At least three military police officers were ordered to play Pokemon Go in Canadian bases across the country, after players invaded the facilities in a quest to catch them all.
The interlopers were not foreign agents but fans of the wildly popular Pokemon Go app -- launched in 2016 -- trying to capture as many of the game's virtual characters as possible and even wandering into restricted army areas.
A surge in the number of suspects being apprehended in the summer after the game's release puzzled the army, according to internal documents obtained by Canadian public television channel CBC.
"Plse advise the Commissionaires that apparently Fort Frontenac is both a PokeGym and a PokeStop," Major Jeff Monaghan at Canadian Forces Base Kingston wrote.
"I will be completely honest in that I have not idea what that is," he said in a message among the nearly 500 pages of military documents obtained by CBC under an access to information request.
At least three military police officers, at different bases across the country, were assigned to wander around army facilities with phones and notebooks in hand to search for virtual Pokemon infrastructure and characters.
"We should almost hire a 12-year-old to help us out with this," wrote security expert David Levenick at CFB Borden in Ontario, 100 kilometers (60 miles) northwest of Toronto.

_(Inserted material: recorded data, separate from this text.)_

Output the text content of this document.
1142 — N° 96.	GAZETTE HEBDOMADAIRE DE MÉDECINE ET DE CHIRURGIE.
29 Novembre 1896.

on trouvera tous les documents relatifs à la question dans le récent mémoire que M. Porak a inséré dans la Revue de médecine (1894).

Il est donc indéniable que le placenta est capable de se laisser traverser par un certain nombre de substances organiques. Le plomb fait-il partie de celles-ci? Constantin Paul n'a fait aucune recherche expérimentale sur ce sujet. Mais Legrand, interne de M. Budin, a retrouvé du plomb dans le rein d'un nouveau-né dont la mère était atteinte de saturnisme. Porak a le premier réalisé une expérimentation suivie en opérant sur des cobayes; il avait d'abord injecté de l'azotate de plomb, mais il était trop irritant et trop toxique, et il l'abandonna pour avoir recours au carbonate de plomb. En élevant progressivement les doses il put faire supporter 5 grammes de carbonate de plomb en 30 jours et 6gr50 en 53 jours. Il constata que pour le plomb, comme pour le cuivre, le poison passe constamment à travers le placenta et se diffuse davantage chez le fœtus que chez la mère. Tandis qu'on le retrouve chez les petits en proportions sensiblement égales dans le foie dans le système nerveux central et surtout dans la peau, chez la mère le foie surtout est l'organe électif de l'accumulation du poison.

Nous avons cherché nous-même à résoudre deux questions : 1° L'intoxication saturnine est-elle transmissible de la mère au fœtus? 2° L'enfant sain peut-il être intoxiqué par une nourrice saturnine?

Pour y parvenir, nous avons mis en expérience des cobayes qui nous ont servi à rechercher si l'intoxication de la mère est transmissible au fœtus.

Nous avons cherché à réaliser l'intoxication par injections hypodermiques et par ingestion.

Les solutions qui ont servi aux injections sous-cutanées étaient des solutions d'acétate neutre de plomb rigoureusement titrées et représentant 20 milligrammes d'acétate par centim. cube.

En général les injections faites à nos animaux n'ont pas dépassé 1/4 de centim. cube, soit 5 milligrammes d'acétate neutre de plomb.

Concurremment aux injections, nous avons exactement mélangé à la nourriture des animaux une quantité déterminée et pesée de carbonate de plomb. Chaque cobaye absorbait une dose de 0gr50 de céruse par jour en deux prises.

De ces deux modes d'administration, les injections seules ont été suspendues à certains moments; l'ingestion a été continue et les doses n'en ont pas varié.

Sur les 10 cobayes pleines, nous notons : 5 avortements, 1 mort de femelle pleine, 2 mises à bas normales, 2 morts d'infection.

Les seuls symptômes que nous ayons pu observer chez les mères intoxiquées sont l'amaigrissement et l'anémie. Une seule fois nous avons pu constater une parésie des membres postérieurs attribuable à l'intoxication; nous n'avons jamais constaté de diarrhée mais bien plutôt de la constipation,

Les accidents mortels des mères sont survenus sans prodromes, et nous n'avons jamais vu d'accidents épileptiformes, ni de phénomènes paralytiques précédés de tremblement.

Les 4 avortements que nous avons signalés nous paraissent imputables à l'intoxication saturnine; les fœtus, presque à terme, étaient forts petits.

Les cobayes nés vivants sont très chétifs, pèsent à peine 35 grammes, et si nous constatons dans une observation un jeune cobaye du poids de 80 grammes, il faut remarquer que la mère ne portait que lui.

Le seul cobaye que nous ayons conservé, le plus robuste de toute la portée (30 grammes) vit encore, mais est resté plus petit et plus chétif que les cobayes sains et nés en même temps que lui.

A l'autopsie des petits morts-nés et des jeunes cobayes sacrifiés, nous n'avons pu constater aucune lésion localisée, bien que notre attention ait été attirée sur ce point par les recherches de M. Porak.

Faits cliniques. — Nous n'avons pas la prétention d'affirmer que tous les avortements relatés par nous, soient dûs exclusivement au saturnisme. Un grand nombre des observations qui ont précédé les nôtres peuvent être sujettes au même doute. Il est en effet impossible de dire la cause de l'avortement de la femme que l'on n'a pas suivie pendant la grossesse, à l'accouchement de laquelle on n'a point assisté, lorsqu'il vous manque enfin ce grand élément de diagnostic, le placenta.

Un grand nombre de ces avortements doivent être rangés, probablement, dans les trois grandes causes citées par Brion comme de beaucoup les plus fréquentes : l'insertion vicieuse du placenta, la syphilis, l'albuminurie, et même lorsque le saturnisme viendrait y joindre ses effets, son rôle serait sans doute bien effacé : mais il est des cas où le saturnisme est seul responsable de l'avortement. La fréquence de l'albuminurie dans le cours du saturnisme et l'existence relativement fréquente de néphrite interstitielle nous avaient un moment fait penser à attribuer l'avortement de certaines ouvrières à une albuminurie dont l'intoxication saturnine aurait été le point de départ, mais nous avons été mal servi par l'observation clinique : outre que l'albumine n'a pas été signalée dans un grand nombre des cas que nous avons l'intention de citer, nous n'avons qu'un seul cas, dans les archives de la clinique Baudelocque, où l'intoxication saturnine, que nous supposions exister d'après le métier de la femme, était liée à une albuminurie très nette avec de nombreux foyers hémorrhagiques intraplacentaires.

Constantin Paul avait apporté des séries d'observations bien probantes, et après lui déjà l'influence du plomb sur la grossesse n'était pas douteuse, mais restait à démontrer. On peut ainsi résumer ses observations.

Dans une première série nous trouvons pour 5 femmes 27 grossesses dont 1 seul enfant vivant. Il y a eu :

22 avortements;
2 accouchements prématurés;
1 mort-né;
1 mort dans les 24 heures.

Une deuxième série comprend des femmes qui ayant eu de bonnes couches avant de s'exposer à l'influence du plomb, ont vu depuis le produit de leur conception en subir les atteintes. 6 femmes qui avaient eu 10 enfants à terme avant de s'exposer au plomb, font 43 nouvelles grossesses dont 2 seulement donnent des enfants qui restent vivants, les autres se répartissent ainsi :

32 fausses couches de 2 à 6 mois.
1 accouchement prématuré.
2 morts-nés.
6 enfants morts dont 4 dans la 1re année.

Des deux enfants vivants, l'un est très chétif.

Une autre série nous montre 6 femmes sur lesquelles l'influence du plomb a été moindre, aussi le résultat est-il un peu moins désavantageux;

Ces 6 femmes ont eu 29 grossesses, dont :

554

At the entrance to the base, one woman was caught playing Pokemon Go while her three children were climbing over tanks.
A man separately arrested at CFB Borden explained he was just collecting points playing Pokemon Go and told officers: "I have to beat my kids."
Shortly after the release of Pokemon Go, the armed forces even had to issue a public notice warning players not to venture onto military bases.
But some saw a positive side to the influx of Pokemon hunters.
"Maybe some extra people will visit the museum!," wrote Major Alicia Saucier at CFB Petawawa, Ontario, where the garrison museum was a game hotspot.